L’onorevole Gianpiero D’Alia, senatore messinese dell’Udc, non è poi così male. Nel panorama degli ex democristiani siciliani, è una figura di tutto rispetto. Non a caso gli è stata affidata la guida del partito nell’Isola e il suo nome viene inserito nella rosa dei possibili candidati alla Presidenza della Regione. E’ una persona a modo, non se la tira ed è abbastanza simpatico. Insomma, per chi si rispecchia in quel tipo di eredità politica, potrebbe essere un punto di riferimento. Ma cosa gli manca per conquistare un consenso più trasversale?
Se lo dovessimo paragonare ad un cocktail, magari da bere come aperitivo, potremmo dire che D’Alia è uno spritz: gradevole, fresco, ma per nulla convincente. Cosa gli serve per avere un gusto più deciso e un retrogusto inconfondibile? Lo abbiamo chiesto al nostro barman di fiducia che ci indica un paio di ingredienti essenziali da aggiungere, mentre altri sono superflui: da eliminare. Per cominciare: nello shaker va versato un doppio misurino di coraggio e ridotta notevolmente la quantità di sudditanza a Pierferdinando Casini. Il senatore messinese, infatti, appare un po’ troppo piegato ai diktat del leader nazionale dell’Udc, che in Italia rappresenta i salotti dei poteri forti.
Soprattutto quando si parla di appoggio incondizionato al governo Monti.

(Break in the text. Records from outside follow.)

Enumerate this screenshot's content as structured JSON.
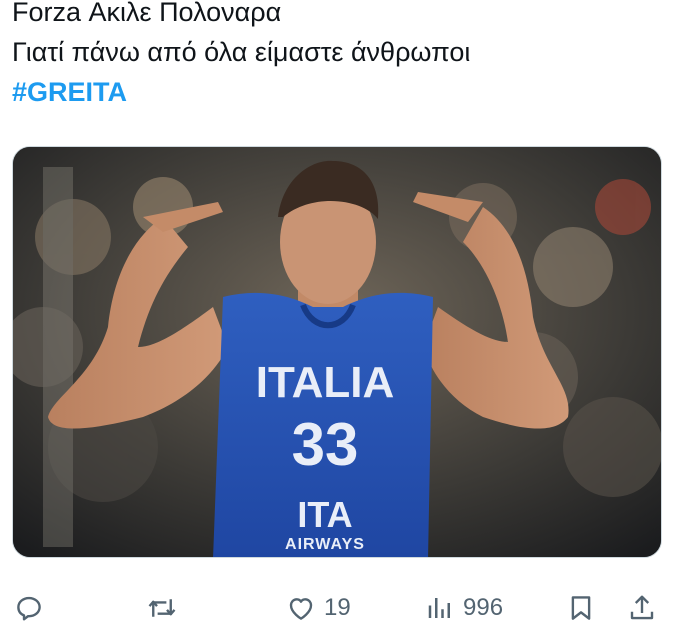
{
  "tweet": {
    "line1": "Forza Ακιλε Πολοναρα",
    "line2": "Γιατί πάνω από όλα είμαστε άνθρωποι",
    "hashtag": "#GREITA"
  },
  "media": {
    "jersey_text": "ITALIA",
    "jersey_number": "33",
    "sponsor_logo": "ITA",
    "sponsor_text": "AIRWAYS"
  },
  "actions": {
    "reply_icon": "reply-icon",
    "retweet_icon": "retweet-icon",
    "like_icon": "heart-icon",
    "like_count": "19",
    "views_icon": "views-chart-icon",
    "views_count": "996",
    "bookmark_icon": "bookmark-icon",
    "share_icon": "share-icon",
    "accent_color": "#1d9bf0",
    "icon_color": "#536471"
  }
}
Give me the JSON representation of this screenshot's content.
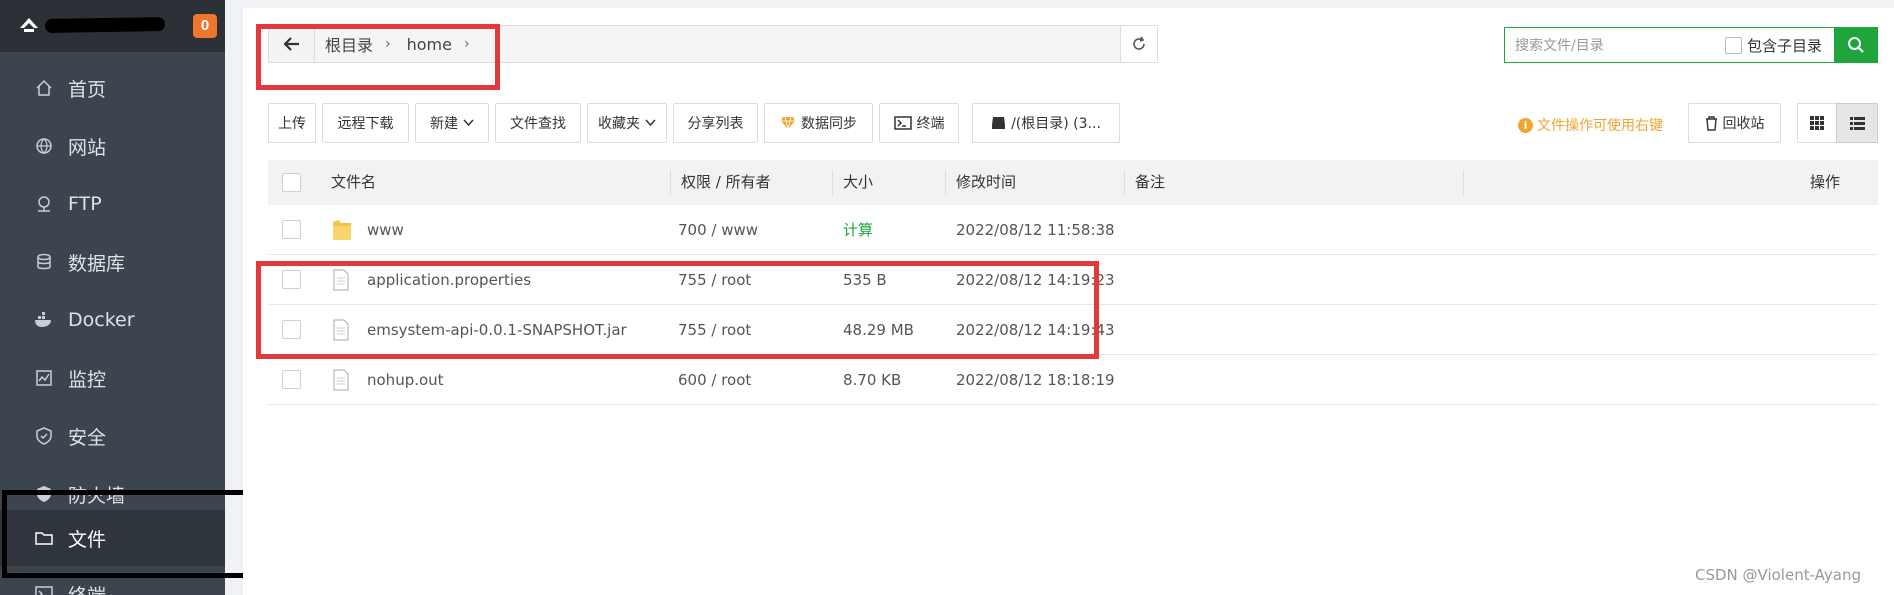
{
  "sidebar": {
    "badge": "0",
    "items": [
      {
        "label": "首页",
        "icon": "home-icon"
      },
      {
        "label": "网站",
        "icon": "globe-icon"
      },
      {
        "label": "FTP",
        "icon": "ftp-icon"
      },
      {
        "label": "数据库",
        "icon": "database-icon"
      },
      {
        "label": "Docker",
        "icon": "docker-icon"
      },
      {
        "label": "监控",
        "icon": "monitor-icon"
      },
      {
        "label": "安全",
        "icon": "shield-icon"
      },
      {
        "label": "防火墙",
        "icon": "firewall-icon"
      },
      {
        "label": "文件",
        "icon": "folder-icon",
        "active": true
      },
      {
        "label": "终端",
        "icon": "terminal-icon"
      }
    ]
  },
  "pathbar": {
    "crumbs": [
      "根目录",
      "home"
    ]
  },
  "search": {
    "placeholder": "搜索文件/目录",
    "subdir_label": "包含子目录"
  },
  "toolbar": {
    "upload": "上传",
    "remote_download": "远程下载",
    "new": "新建",
    "file_search": "文件查找",
    "favorites": "收藏夹",
    "share_list": "分享列表",
    "data_sync": "数据同步",
    "terminal": "终端",
    "disk": "/(根目录) (3...",
    "tip": "文件操作可使用右键",
    "recycle": "回收站"
  },
  "table": {
    "headers": {
      "name": "文件名",
      "perm": "权限 / 所有者",
      "size": "大小",
      "mtime": "修改时间",
      "note": "备注",
      "ops": "操作"
    },
    "rows": [
      {
        "type": "folder",
        "name": "www",
        "perm": "700 / www",
        "size": "计算",
        "mtime": "2022/08/12 11:58:38"
      },
      {
        "type": "file",
        "name": "application.properties",
        "perm": "755 / root",
        "size": "535 B",
        "mtime": "2022/08/12 14:19:23"
      },
      {
        "type": "file",
        "name": "emsystem-api-0.0.1-SNAPSHOT.jar",
        "perm": "755 / root",
        "size": "48.29 MB",
        "mtime": "2022/08/12 14:19:43"
      },
      {
        "type": "file",
        "name": "nohup.out",
        "perm": "600 / root",
        "size": "8.70 KB",
        "mtime": "2022/08/12 18:18:19"
      }
    ]
  },
  "watermark": "CSDN @Violent-Ayang",
  "colors": {
    "accent_green": "#20a53a",
    "badge_orange": "#f0762d",
    "highlight_red": "#e4393c",
    "tip_orange": "#f0a52d",
    "sidebar_bg": "#3c444d"
  }
}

D’Alia, ci pare di ricordare, non ha mai detto nulla contro l’esecutivo nazionale, anche quando la disattenzione nei confronti del Sud e della Sicilia, è stata evidente. Una linea difficilmente condivisibile da quei siciliani che, al di là delle tessere di partito, lo pesano come ‘persona’ e come ‘politico’. E’ inutile che ci venga a dire quanto danno stia facendo il governo Lombardo (il che è vero) se poi tace sui danni che sta facendo il governo Monti, alla Sicilia e alle fasce più deboli. Non è forse D’Alia, oltre che siciliano, figlio della cultura del cattolicesimo sociale? Se è siciliano e cattolico, non può non avere nulla da ridire contro il governo nazionale. E si arriva così agli ingredienti da aggiungere: più Sicilia nella sua azione politica a Roma. E più etica sociale. Ad un certo punto bisogna scegliere: si fa carriera nelle segreterie romane, o si fa politica per la propria terra e per una società più giusta. Senza questi igredienti, D’Alia potrà conquistare tutti quelli che gravitano nel mondo degli ex democristiani. Ma non potrà certo conquistare il consenso di un’ampia fascia di siciliani. In conclusione, per fare di D’Ali un cocktail di successo, serve un doppio misurino di coraggio e uno, sempre doppio, di Sicilia, meno Casini e meno Monti. Il tutto shakerato con cura e magari versato su tanti cubetti di ghiaccio: un D’Alia on the rocks.